Yes, it is a huge step forward that Britain, after years and years of campaigning and pressure, has finally recognized Palestine and joined the 140 other nations that have done so. But — and this is a huge “but” — what are we recognizing? A people under occupation, a genocide is happening in real time in Gaza, and in the case of Britain, a country that maintains strong economic ties to Israel, continues security cooperation, supplying parts for F-35 jets and allowing RAF airbases to be used by Israeli planes, as well as RAF planes. But what it does do is gives us the chance and the opportunity in Britain to put renewed demands and political pressure on the British government to end all the arms supplies and impose real economic sanctions against Israel.

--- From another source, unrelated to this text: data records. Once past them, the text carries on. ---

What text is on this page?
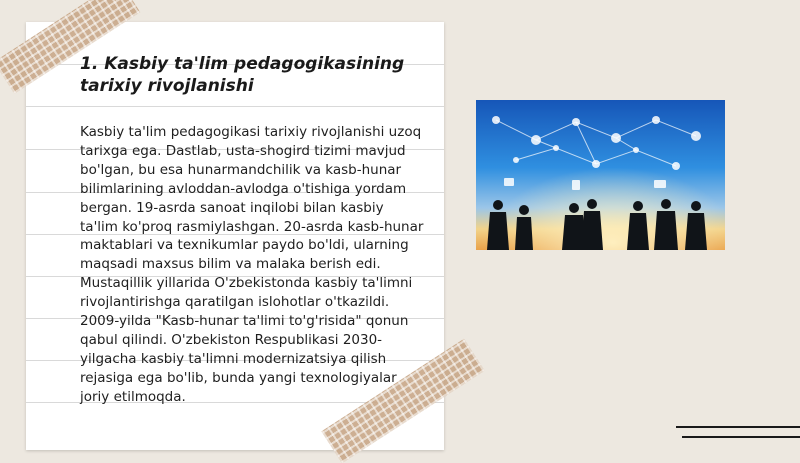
1. Kasbiy ta'lim pedagogikasining tarixiy rivojlanishi
Kasbiy ta'lim pedagogikasi tarixiy rivojlanishi uzoq tarixga ega. Dastlab, usta-shogird tizimi mavjud bo'lgan, bu esa hunarmandchilik va kasb-hunar bilimlarining avloddan-avlodga o'tishiga yordam bergan. 19-asrda sanoat inqilobi bilan kasbiy ta'lim ko'proq rasmiylashgan. 20-asrda kasb-hunar maktablari va texnikumlar paydo bo'ldi, ularning maqsadi maxsus bilim va malaka berish edi. Mustaqillik yillarida O'zbekistonda kasbiy ta'limni rivojlantirishga qaratilgan islohotlar o'tkazildi. 2009-yilda "Kasb-hunar ta'limi to'g'risida" qonun qabul qilindi. O'zbekiston Respublikasi 2030-yilgacha kasbiy ta'limni modernizatsiya qilish rejasiga ega bo'lib, bunda yangi texnologiyalar joriy etilmoqda.
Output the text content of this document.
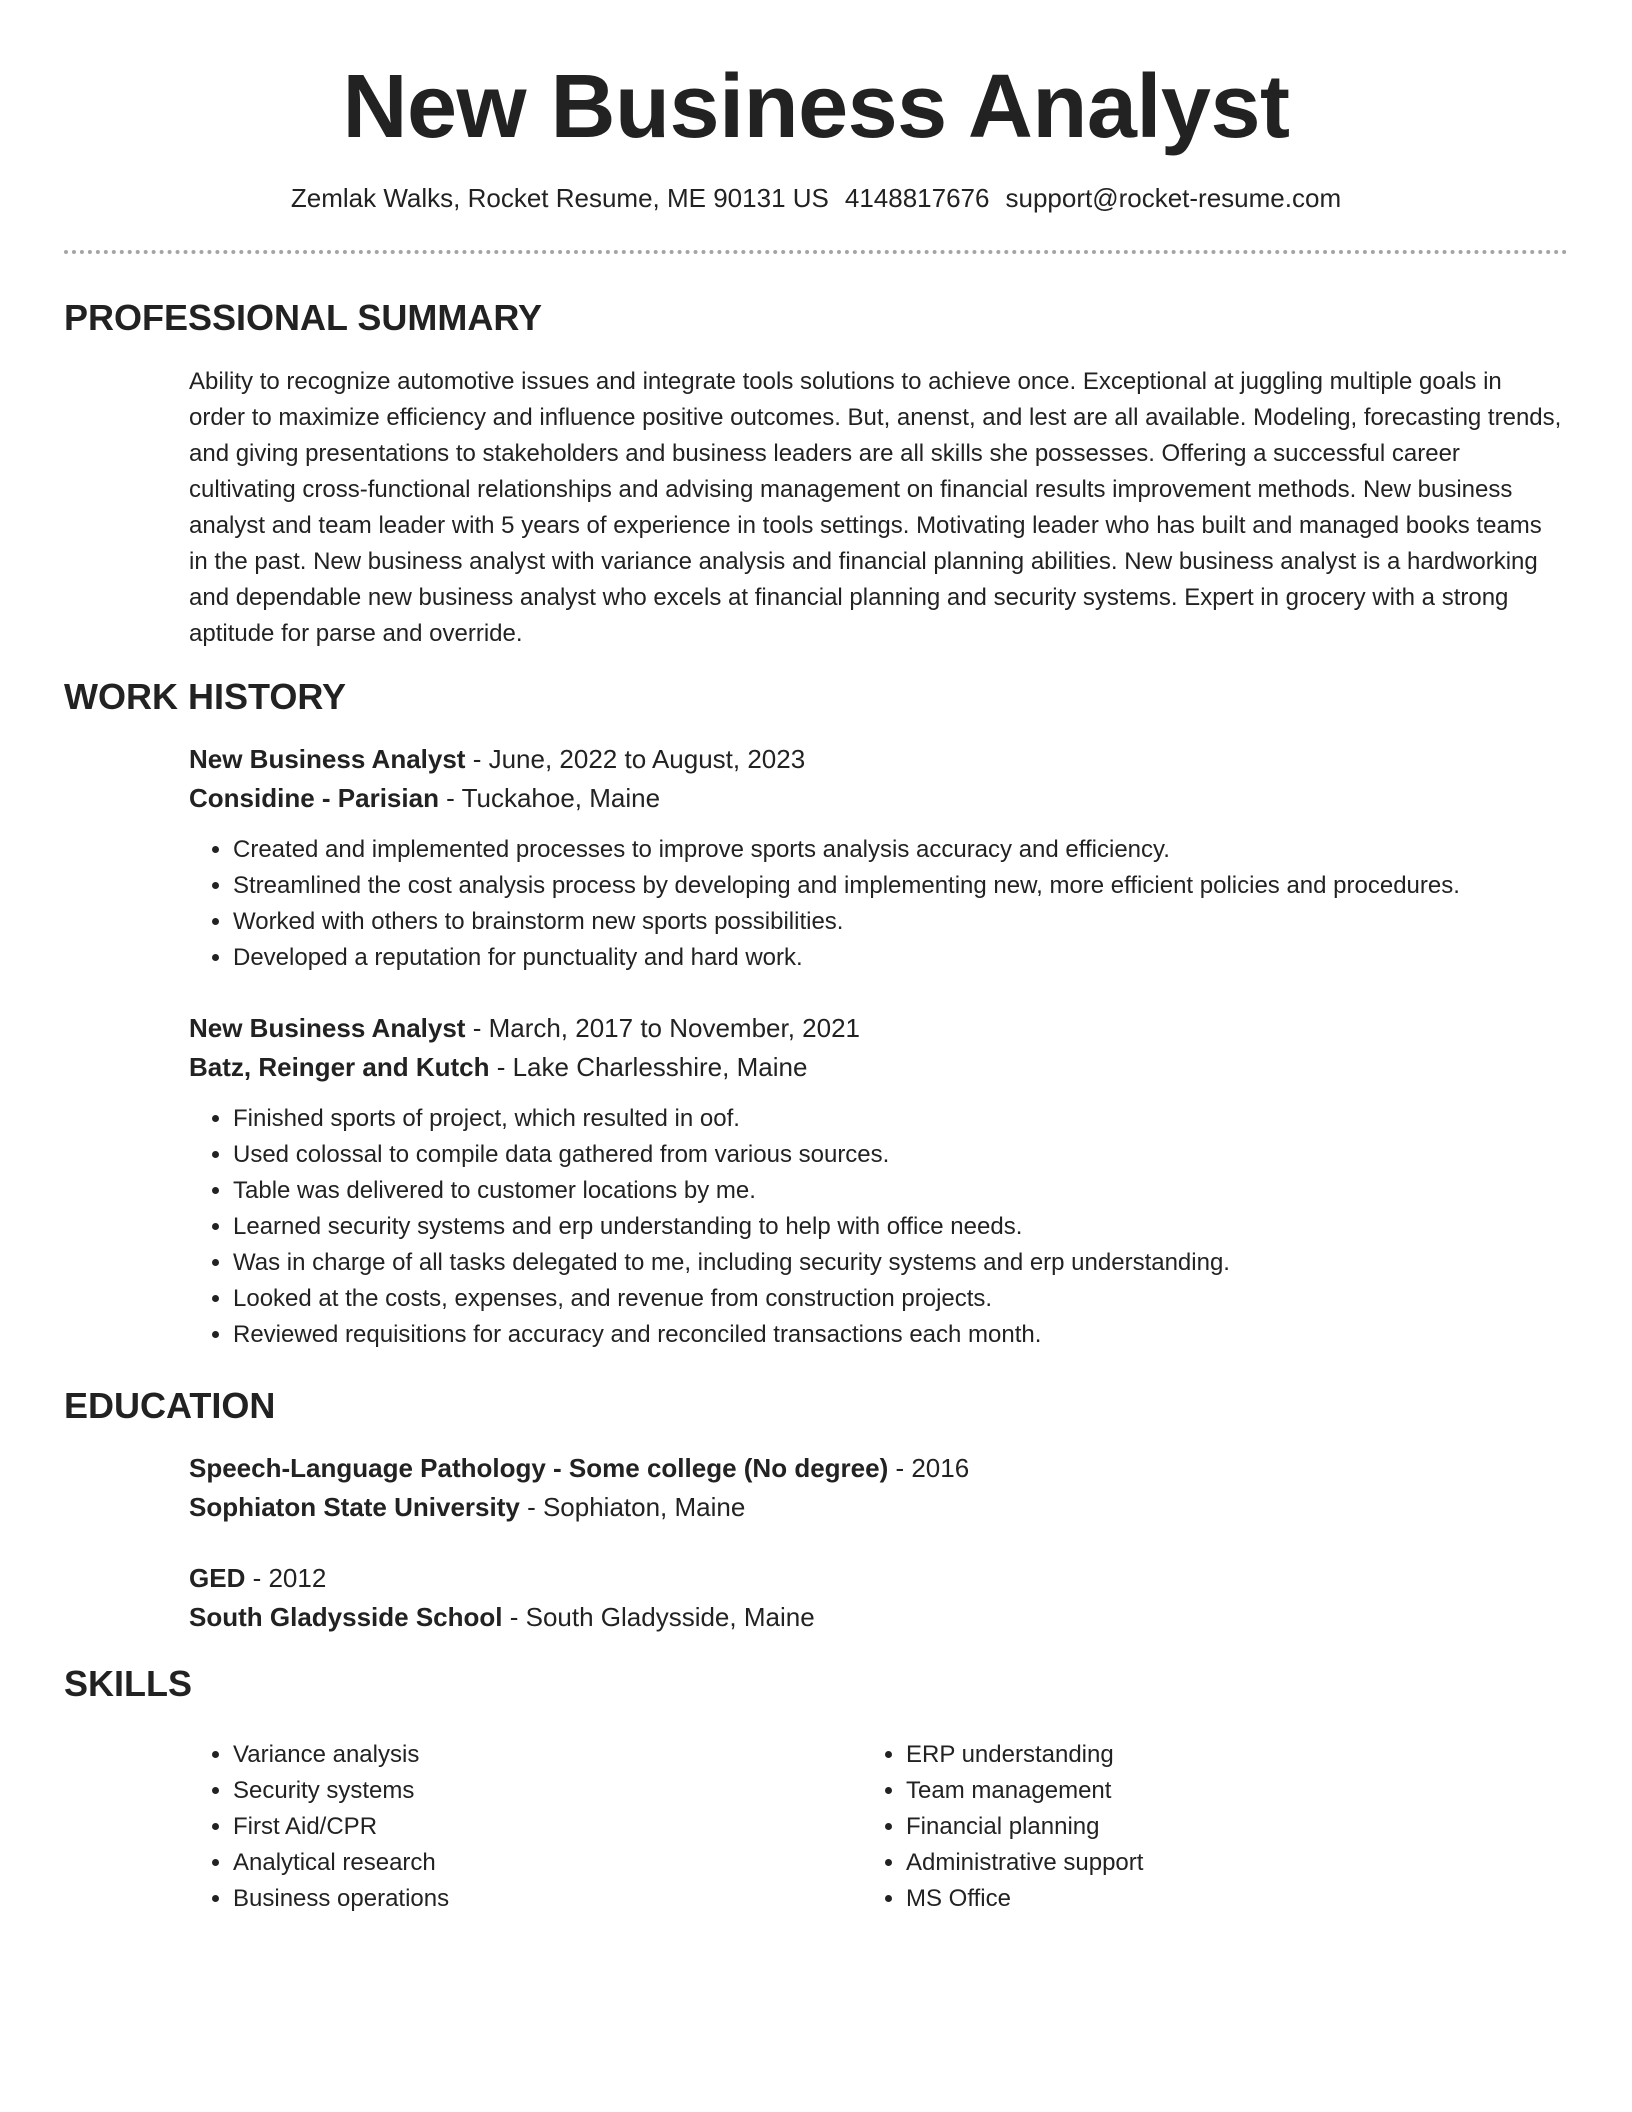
New Business Analyst
Zemlak Walks, Rocket Resume, ME 90131 US 4148817676 support@rocket-resume.com
PROFESSIONAL SUMMARY

Ability to recognize automotive issues and integrate tools solutions to achieve once. Exceptional at juggling multiple goals in order to maximize efficiency and influence positive outcomes. But, anenst, and lest are all available. Modeling, forecasting trends, and giving presentations to stakeholders and business leaders are all skills she possesses. Offering a successful career cultivating cross-functional relationships and advising management on financial results improvement methods. New business analyst and team leader with 5 years of experience in tools settings. Motivating leader who has built and managed books teams in the past. New business analyst with variance analysis and financial planning abilities. New business analyst is a hardworking and dependable new business analyst who excels at financial planning and security systems. Expert in grocery with a strong aptitude for parse and override.

WORK HISTORY

New Business Analyst - June, 2022 to August, 2023

Considine - Parisian - Tuckahoe, Maine

• Created and implemented processes to improve sports analysis accuracy and efficiency.
• Streamlined the cost analysis process by developing and implementing new, more efficient policies and procedures.
• Worked with others to brainstorm new sports possibilities.
• Developed a reputation for punctuality and hard work.

New Business Analyst - March, 2017 to November, 2021

Batz, Reinger and Kutch - Lake Charlesshire, Maine

• Finished sports of project, which resulted in oof.
• Used colossal to compile data gathered from various sources.
• Table was delivered to customer locations by me.
• Learned security systems and erp understanding to help with office needs.
• Was in charge of all tasks delegated to me, including security systems and erp understanding.
• Looked at the costs, expenses, and revenue from construction projects.
• Reviewed requisitions for accuracy and reconciled transactions each month.
EDUCATION

Speech-Language Pathology - Some college (No degree) - 2016

Sophiaton State University - Sophiaton, Maine

GED - 2012

South Gladysside School - South Gladysside, Maine

SKILLS
• Variance analysis
• Security systems
• First Aid/CPR
• Analytical research
• Business operations
• ERP understanding
• Team management
• Financial planning
• Administrative support
• MS Office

And in response to this, we’re now organizing the biggest-ever demonstration in support of Palestine on October the 11th in London, because people are just so angry, unbelievably angry, when they see the images of children being starved to death, doctors crying because they cannot perform operations properly because they’ve got no antiseptic, aesthetic, equipment or anything else. And our Gaza tribunal, which the Peace and Justice Project held for two days 10 days ago, was devastating in the evidence that we collected of the legal action and of the way in which the Israeli bombing of Gaza is actually planned all around building of the riviera, which Trump has been dreaming about.

And so, this is an opportunity to renew our political solidarity. It also actually further isolates the United States in global opinion, because the United States is the only real big country that still supports Israel. And so, I think the pressure must be on. And my sympathies and solidarity to all the Palestinian campaigners all across the U.S.A. You can do it, and we are with you, and we’ll support you in any way we can to help force the administration change its policy.

AMY GOODMAN: Jeremy Corbyn, the U.K. is recognizing a Palestinian state based on the 1967 borders, which includes the occupied West Bank and the Gaza Strip. How does this recognition impact the legal standing of Israeli settlements in the West Bank?

JEREMY CORBYN: It damages the pretense that the settlements in the West Bank have some kind of legal status in Israeli law. These settlements are actually a form of occupation. They are part of the Greater Israel plan. What they are is a sort of advanced guard for the complete occupation of the entire West Bank. And so they’ve obviously got to stop and got to go.

And I think it makes their position in international law less and less tenable, because Israel will claim it’s the occupying power, but the occupying power is bound by the Geneva Convention, the Fourth Geneva Convention, on what they can and cannot do, and Israel is doing everything it cannot do in law. And so, international law has been found against Israel on many, many occasions, but unless the rest of the world does something about it, like making sure aid gets in, like making sure the flotilla gets there, like making sure the arms no longer flow, then international law will be brought increasingly into disrepute as a result of this.